In 1985, Egypt won a grand prize for the very first time at the Francophone Film Festival with Al-Abnoudy’s film Seas of Thirst. Her debut film, Horse of Mud, won a prize at the International Film Festival Mannheim-Heidelberg, as it did at all of the other film events in which it was competing, garnering a total of twenty-four prizes.

In 1990, Al-Abnoudy was selected to be the president of the jury at the 22nd edition of the International Short Film Festival Oberhausen in Germany. Today, after nineteen years of independent production, she has finally, and for the very first time, received support from the National Centre for Cinema in Egypt for the production of her latest film, Sellers and Buyers, about the area of the Suez Canal.

In the following interview, we listen to Atteyat Al-Abnoudy speak in a loud voice about her vision for art, life and reality; and we get to know her inimitable, riotous character in return.

(1) & (2) The Sandwich (Atteyat Al-Abnoudy, 1975)

Samar Salman: Atteyat Al-Abnoudy, how would you describe documentary cinema in Egypt today?

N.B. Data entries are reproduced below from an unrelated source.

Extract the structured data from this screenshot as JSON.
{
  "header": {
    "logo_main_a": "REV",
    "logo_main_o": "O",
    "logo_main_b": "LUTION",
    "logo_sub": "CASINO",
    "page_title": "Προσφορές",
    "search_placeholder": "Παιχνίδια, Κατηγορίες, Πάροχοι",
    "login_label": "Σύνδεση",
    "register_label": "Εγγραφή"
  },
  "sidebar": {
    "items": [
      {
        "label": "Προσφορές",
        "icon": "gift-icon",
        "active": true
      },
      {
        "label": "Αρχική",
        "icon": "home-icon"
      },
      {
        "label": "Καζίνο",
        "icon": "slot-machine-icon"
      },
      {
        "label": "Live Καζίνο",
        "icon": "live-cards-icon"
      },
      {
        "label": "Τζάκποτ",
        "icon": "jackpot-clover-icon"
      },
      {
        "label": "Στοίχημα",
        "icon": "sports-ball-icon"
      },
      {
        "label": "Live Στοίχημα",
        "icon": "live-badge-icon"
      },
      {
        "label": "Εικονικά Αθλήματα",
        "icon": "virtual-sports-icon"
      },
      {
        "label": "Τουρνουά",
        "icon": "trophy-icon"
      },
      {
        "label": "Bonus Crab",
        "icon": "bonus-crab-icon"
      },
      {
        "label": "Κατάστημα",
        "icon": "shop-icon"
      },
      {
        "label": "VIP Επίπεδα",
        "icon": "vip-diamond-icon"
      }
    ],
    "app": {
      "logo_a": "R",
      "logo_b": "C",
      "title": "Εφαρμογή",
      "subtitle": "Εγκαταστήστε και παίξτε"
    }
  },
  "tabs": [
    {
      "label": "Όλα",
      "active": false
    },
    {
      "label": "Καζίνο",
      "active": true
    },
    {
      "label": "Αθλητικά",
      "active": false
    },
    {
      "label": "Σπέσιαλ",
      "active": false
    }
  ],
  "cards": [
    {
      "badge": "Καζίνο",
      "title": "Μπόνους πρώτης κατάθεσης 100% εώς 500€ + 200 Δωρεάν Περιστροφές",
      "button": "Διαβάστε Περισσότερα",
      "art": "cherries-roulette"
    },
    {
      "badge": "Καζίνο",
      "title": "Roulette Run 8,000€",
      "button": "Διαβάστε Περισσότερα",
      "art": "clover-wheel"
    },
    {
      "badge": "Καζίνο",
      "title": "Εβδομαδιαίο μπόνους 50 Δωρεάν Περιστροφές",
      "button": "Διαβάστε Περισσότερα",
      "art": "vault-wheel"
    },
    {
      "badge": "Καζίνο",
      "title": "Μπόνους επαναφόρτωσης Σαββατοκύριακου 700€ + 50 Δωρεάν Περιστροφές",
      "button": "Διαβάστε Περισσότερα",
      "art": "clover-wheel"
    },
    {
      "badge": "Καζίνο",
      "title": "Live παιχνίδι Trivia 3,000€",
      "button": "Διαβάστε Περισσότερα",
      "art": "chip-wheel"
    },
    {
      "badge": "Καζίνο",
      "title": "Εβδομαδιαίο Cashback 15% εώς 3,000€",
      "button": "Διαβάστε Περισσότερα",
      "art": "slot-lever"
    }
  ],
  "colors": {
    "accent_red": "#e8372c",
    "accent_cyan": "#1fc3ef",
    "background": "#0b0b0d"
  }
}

Atteyat Al-Abnoudy: First of all, I would not be exaggerating when saying that documentary cinema, in its truest sense, meaning the cinema that deals with the lives of peoples, or that looks at events from a people’s perspective, is absent and is in a state of absolute stagnation. There is the media, or state cinema, that expresses the state’s point of view of all the events... There is even cinema that looks at important figures, addresses subjects recognized by the state.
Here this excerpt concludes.